Restaurant Recovery? It Depends on the Region
How’s that restaurant recovery coming along? It depends on what region of the country we’re talking about. As the NPD Group says in a recent report: Geography matters when it comes to pandemic recovery for U.S. restaurant chains.
“I often get the question, when will the U.S. restaurant industry improve, and part of the answer is one market at a time,” said David Portalatin, NPD food industry advisor and author of Eating Patterns in America. “My advice to restaurant operators, foodservice distributors and manufacturers is to have a national view but act locally.”
According to the market researcher, several factors — like pandemic-related restaurant restrictions, the closing or opening of units and even the weather — can impact restaurant chain customer transactions in a specific market area.

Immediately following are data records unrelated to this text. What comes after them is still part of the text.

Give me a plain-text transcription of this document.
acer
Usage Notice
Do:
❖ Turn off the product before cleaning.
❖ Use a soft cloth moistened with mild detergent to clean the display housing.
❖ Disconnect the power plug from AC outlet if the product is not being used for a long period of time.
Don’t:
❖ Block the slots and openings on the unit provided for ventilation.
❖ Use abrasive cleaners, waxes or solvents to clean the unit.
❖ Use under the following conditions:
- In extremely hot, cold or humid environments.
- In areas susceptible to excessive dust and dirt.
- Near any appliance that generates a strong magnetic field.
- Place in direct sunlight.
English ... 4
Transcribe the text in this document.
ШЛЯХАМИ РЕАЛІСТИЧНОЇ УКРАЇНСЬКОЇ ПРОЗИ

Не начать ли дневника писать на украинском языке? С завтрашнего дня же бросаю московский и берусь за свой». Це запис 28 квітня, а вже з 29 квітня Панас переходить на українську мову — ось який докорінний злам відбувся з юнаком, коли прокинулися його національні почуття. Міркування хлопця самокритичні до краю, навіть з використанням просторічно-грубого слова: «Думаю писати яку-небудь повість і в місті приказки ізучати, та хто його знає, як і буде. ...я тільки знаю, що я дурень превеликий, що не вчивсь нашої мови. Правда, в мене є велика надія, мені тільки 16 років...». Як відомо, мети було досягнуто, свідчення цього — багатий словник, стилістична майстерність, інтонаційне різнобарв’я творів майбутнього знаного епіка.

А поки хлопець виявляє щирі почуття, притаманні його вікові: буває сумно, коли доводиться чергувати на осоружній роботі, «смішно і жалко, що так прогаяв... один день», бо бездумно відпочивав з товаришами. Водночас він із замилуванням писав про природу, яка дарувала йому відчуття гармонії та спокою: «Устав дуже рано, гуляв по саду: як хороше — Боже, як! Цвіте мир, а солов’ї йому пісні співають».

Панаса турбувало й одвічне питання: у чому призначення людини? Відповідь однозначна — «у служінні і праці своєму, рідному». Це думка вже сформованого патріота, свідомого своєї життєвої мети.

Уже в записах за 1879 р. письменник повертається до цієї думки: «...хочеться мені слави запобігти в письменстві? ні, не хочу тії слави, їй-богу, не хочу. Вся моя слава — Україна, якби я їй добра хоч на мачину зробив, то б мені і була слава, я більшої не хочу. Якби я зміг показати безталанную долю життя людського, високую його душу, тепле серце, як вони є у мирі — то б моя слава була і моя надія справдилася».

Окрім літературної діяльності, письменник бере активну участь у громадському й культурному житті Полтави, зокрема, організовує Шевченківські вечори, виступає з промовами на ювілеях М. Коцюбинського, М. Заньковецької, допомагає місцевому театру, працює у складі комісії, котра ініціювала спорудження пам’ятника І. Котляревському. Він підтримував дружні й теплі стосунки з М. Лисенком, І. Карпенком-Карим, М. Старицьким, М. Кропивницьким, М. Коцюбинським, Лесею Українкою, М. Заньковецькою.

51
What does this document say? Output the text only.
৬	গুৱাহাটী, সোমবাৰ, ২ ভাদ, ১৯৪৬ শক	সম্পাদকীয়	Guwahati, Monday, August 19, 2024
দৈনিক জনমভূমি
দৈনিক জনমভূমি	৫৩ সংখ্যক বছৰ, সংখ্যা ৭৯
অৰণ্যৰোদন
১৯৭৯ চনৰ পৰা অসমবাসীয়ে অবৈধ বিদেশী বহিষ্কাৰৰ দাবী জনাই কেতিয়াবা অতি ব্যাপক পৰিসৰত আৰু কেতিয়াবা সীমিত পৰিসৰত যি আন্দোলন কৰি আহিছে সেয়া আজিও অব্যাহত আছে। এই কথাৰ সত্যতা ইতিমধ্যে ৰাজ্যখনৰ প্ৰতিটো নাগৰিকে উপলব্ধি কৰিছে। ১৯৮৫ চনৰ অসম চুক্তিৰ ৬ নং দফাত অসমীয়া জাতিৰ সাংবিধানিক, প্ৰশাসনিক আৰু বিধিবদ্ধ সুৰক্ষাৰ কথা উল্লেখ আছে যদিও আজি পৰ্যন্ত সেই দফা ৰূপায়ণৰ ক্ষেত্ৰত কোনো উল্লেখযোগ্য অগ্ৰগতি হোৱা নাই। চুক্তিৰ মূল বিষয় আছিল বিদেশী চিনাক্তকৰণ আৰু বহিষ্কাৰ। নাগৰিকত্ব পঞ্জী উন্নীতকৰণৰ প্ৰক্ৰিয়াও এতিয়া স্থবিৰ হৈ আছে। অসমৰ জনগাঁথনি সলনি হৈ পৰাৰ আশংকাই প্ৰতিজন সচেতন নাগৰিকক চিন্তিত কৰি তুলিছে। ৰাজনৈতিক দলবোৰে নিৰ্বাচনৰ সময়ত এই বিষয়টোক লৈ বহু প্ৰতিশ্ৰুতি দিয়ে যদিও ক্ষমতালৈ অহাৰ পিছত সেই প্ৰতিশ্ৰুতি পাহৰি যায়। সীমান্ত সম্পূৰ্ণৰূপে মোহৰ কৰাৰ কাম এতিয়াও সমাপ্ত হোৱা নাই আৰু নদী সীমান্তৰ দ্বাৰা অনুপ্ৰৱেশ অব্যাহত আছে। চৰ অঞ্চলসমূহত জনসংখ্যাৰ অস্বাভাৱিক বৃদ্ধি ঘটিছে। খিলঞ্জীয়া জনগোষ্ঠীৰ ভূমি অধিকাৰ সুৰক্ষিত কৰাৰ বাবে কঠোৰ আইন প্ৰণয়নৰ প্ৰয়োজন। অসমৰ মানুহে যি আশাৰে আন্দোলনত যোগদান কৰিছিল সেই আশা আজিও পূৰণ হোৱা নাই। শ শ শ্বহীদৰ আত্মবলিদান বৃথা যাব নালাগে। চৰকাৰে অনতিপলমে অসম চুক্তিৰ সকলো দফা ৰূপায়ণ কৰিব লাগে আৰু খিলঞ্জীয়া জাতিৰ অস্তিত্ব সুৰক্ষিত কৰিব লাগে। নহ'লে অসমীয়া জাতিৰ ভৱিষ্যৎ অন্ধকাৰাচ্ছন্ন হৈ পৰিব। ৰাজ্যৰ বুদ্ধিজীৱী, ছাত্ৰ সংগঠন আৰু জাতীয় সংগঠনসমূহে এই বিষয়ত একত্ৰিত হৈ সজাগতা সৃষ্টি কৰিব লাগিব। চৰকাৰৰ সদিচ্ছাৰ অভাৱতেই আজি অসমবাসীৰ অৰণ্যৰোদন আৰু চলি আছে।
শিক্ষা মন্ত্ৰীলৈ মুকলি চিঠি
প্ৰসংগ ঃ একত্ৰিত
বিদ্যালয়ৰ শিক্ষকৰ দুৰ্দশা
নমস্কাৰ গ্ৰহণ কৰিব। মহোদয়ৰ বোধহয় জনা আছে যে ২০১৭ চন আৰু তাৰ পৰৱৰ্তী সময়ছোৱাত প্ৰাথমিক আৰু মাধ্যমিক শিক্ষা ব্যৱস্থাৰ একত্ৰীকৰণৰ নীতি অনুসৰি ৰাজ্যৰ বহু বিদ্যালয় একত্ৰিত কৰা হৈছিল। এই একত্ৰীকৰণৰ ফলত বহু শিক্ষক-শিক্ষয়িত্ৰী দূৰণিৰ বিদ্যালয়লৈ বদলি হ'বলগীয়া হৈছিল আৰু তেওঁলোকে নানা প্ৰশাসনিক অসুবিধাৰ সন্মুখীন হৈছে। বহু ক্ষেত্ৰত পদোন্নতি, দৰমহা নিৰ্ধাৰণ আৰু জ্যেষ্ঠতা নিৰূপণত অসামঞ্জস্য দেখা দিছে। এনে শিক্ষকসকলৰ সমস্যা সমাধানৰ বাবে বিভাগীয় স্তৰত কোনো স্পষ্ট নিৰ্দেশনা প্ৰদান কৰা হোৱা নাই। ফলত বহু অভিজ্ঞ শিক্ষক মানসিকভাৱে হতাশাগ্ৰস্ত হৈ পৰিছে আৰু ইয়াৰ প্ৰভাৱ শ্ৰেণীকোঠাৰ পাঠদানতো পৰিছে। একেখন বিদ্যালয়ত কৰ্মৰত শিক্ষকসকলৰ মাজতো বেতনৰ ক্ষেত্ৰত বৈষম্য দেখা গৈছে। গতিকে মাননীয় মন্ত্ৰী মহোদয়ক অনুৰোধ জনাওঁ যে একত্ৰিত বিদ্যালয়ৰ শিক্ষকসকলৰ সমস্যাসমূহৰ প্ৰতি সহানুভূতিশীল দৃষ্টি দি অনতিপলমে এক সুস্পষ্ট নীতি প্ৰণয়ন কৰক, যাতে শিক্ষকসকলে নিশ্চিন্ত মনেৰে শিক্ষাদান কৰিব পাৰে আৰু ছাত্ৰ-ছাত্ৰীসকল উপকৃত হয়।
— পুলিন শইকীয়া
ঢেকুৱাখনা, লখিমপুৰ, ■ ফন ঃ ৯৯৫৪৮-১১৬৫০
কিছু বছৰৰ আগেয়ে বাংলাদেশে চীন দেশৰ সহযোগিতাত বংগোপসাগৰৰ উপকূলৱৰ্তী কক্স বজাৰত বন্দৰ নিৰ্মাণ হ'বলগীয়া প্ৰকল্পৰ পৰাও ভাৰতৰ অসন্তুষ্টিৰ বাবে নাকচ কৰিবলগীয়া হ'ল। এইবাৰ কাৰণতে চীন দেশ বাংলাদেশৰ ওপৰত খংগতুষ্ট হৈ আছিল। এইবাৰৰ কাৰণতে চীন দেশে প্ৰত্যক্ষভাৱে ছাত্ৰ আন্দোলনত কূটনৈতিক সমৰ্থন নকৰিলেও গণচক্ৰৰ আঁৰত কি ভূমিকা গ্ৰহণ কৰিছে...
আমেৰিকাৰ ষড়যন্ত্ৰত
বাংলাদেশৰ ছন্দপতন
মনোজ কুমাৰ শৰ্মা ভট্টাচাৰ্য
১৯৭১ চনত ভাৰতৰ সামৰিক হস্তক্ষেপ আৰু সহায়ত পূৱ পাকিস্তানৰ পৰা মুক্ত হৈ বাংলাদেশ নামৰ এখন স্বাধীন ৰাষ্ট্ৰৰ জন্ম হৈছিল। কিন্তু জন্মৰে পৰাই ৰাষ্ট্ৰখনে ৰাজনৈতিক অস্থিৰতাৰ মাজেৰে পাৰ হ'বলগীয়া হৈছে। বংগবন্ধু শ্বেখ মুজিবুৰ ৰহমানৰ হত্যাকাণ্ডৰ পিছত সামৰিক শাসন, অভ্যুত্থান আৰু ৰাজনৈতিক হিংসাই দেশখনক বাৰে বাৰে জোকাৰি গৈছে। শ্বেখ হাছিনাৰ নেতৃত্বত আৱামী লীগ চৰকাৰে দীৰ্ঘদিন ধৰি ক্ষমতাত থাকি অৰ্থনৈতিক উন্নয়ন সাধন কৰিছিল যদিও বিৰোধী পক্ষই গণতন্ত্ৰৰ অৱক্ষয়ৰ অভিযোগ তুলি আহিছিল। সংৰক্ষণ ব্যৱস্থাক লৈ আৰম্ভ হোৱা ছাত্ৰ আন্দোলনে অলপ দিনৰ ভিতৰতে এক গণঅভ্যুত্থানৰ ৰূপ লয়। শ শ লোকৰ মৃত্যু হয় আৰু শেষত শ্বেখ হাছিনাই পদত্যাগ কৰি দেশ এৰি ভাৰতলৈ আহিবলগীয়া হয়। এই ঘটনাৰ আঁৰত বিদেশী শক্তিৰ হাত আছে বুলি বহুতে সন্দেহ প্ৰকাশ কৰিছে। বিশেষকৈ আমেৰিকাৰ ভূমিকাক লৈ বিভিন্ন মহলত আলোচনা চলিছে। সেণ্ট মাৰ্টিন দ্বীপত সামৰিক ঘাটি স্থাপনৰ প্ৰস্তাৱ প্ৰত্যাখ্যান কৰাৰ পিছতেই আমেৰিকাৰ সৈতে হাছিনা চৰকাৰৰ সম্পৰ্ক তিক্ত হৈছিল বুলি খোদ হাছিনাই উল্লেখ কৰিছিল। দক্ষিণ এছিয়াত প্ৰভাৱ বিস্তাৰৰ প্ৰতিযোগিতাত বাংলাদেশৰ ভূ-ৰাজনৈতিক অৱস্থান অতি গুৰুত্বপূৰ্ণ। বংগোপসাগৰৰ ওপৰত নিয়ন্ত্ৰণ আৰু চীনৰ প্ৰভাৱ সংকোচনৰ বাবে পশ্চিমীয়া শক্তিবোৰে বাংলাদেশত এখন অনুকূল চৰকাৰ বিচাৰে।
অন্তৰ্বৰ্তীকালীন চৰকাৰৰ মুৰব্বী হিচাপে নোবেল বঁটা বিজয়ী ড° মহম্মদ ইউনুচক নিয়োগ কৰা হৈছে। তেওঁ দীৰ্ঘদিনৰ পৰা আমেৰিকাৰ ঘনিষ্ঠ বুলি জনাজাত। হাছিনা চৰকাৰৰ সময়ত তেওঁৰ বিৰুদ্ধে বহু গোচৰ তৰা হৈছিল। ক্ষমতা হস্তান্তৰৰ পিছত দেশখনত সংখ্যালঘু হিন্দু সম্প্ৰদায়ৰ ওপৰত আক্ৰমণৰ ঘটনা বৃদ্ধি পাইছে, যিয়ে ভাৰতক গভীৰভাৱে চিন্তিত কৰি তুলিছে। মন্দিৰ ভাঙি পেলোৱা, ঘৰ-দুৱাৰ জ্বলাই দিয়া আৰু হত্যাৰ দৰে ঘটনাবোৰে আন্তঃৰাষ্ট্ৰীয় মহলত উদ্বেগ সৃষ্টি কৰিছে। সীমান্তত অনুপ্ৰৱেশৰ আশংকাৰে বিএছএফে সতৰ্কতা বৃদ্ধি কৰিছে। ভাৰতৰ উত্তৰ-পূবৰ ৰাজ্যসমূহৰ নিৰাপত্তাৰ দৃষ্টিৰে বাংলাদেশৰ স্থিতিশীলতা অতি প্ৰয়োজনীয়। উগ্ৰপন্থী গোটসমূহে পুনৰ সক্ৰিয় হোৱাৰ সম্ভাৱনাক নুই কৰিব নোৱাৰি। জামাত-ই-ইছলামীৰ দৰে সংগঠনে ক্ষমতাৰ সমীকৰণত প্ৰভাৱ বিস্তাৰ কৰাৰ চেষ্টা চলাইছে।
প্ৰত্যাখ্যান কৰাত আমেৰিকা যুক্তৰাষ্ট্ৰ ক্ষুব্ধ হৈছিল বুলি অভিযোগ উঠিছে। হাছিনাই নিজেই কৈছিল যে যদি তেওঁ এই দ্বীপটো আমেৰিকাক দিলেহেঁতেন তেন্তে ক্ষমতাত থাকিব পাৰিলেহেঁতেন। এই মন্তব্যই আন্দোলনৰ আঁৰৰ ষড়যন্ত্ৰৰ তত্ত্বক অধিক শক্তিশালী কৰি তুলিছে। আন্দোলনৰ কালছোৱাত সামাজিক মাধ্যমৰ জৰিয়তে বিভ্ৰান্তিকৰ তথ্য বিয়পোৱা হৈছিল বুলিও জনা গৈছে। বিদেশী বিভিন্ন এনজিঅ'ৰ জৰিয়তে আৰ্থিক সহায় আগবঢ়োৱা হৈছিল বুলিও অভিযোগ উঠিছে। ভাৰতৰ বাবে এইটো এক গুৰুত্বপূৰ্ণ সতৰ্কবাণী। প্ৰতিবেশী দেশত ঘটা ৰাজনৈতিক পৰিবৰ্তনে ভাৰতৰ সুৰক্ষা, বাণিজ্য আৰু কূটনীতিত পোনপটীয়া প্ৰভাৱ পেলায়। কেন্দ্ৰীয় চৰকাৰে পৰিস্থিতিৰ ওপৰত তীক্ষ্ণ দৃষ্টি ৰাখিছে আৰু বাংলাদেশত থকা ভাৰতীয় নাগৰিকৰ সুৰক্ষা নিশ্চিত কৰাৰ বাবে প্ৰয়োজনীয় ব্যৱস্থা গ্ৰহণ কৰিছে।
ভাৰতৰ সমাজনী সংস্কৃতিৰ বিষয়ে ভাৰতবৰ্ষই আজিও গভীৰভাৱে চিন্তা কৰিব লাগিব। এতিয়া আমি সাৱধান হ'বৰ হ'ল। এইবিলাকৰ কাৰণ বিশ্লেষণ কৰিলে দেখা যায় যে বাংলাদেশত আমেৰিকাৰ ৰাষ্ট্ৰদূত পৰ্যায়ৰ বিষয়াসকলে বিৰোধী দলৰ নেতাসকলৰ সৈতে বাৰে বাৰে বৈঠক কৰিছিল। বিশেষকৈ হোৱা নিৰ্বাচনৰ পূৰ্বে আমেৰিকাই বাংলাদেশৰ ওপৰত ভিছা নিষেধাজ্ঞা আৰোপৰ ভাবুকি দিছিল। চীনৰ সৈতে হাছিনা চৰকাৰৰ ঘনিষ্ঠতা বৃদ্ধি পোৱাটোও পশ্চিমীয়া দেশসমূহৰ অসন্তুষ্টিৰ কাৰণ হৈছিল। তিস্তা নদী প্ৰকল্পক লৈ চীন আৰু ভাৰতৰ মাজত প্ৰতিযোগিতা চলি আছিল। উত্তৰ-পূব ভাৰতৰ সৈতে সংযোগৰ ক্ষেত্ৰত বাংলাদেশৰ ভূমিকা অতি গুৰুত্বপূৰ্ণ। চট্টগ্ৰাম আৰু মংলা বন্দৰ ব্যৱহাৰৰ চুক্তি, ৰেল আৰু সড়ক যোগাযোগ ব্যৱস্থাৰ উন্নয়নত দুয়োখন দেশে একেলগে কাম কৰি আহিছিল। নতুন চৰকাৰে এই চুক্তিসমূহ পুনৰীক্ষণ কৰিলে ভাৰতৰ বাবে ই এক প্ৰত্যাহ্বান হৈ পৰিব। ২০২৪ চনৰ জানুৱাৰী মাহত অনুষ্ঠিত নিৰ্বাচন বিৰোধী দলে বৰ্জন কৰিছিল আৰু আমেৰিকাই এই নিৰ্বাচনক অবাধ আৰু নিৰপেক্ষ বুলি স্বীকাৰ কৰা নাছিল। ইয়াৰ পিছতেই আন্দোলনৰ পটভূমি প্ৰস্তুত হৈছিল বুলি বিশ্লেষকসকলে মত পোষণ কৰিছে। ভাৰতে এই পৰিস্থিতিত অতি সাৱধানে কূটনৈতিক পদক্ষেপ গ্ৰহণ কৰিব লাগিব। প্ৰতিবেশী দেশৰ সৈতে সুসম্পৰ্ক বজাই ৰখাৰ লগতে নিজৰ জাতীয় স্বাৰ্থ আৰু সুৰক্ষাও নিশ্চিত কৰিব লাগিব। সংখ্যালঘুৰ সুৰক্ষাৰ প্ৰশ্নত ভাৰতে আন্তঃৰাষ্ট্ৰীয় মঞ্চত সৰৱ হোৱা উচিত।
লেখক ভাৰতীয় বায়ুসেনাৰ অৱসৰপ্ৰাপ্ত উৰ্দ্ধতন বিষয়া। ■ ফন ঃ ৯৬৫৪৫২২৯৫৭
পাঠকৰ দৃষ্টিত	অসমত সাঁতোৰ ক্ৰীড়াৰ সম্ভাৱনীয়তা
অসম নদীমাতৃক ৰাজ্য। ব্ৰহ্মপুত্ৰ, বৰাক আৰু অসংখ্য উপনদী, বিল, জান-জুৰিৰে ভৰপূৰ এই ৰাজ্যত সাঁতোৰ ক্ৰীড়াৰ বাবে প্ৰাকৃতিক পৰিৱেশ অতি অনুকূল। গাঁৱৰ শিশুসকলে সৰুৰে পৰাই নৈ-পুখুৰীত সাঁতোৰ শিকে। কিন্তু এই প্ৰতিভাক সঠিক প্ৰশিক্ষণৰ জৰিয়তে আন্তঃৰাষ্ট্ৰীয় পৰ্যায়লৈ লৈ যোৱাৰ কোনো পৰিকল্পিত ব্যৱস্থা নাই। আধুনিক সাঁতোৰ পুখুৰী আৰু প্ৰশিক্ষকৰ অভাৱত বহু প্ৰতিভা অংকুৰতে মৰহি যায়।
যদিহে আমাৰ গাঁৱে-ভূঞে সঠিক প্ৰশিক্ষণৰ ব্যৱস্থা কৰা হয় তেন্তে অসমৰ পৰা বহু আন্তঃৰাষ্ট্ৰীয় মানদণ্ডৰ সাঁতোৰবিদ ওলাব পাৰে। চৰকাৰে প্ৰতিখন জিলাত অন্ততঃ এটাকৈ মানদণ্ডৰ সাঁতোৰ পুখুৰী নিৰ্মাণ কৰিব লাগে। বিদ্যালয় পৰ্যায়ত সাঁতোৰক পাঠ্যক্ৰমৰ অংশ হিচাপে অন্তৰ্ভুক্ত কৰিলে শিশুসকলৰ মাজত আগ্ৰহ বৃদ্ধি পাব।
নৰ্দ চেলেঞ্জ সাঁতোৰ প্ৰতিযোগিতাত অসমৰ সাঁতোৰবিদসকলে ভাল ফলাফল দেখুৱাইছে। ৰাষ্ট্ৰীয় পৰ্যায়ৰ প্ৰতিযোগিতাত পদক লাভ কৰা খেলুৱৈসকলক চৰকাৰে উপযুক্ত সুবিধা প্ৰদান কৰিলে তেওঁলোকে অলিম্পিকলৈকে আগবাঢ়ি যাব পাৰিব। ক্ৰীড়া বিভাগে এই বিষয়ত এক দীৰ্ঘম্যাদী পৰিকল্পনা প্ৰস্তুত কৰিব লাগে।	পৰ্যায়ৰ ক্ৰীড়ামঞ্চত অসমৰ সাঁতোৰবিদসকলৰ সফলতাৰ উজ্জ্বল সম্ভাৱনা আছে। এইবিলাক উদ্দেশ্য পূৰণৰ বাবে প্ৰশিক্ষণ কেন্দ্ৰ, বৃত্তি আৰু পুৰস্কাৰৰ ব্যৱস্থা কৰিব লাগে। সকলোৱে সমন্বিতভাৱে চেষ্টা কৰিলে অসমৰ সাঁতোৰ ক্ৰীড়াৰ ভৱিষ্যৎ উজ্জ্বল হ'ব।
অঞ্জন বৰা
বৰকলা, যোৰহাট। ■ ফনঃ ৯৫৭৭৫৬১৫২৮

For example, restaurant chain customer transaction declines in the Dallas-Fort Worth area improved from double-digit declines last year to -4% in May 2021 compared to May 2019, a pre-pandemic basis of comparison. Dallas-Fort Worth ranks in the top 10 markets to recover from the steep customer transaction declines caused by the pandemic last year.
In addition to Texas lifting COVID restaurant restrictions in March, the Dallas-Fort Worth area’s May customer transactions reflect new restaurant units opening and a 10% increase in fast-casual chain transactions compared to a year ago, according to NPD’s CREST Performance Alerts, which provides a quick weekly view of chain-specific transactions and share trends for 75 quick-service, fast-casual, midscale and casual-dining chains representing 53% of the commercial restaurant traffic in the U.S.
In addition to the Dallas-Fort Worth market, NPD said other top market areas showing improvements in restaurant chain customer transaction declines in May are Atlanta, Salt Lake City, Orlando and Birmingham, Ala. All these markets are in areas where restaurant restrictions had been eased or lifted as of May, and fast-casual chain customer transactions grew.
The recent increases in fast-casual chain restaurant transactions were an improvement from the beginning of the pandemic when fast-casual restaurants didn’t do as well as traditional quick-service restaurants, according to NPD. Traditional quick-service restaurants were well-equipped before the pandemic to handle off-premises operations like carry out, delivery and drive-thru.
Most fast-casual chains, which relied more heavily on dine-in and didn’t have drive-thru operations, were not. As fast-casual chains quickly pivoted to focus on off-premises operations and restrictions were eased, their situation improved, NPD said. In May 2021, total U.S. fast-casual chain customer transactions increased by 2% compared to May 2019, and customer transactions grew over the May 2019 levels in 30 of the top 50 markets.
Total U.S. restaurant chain customer transactions across all segments declined by 9% in May 2021 compared to May 2019.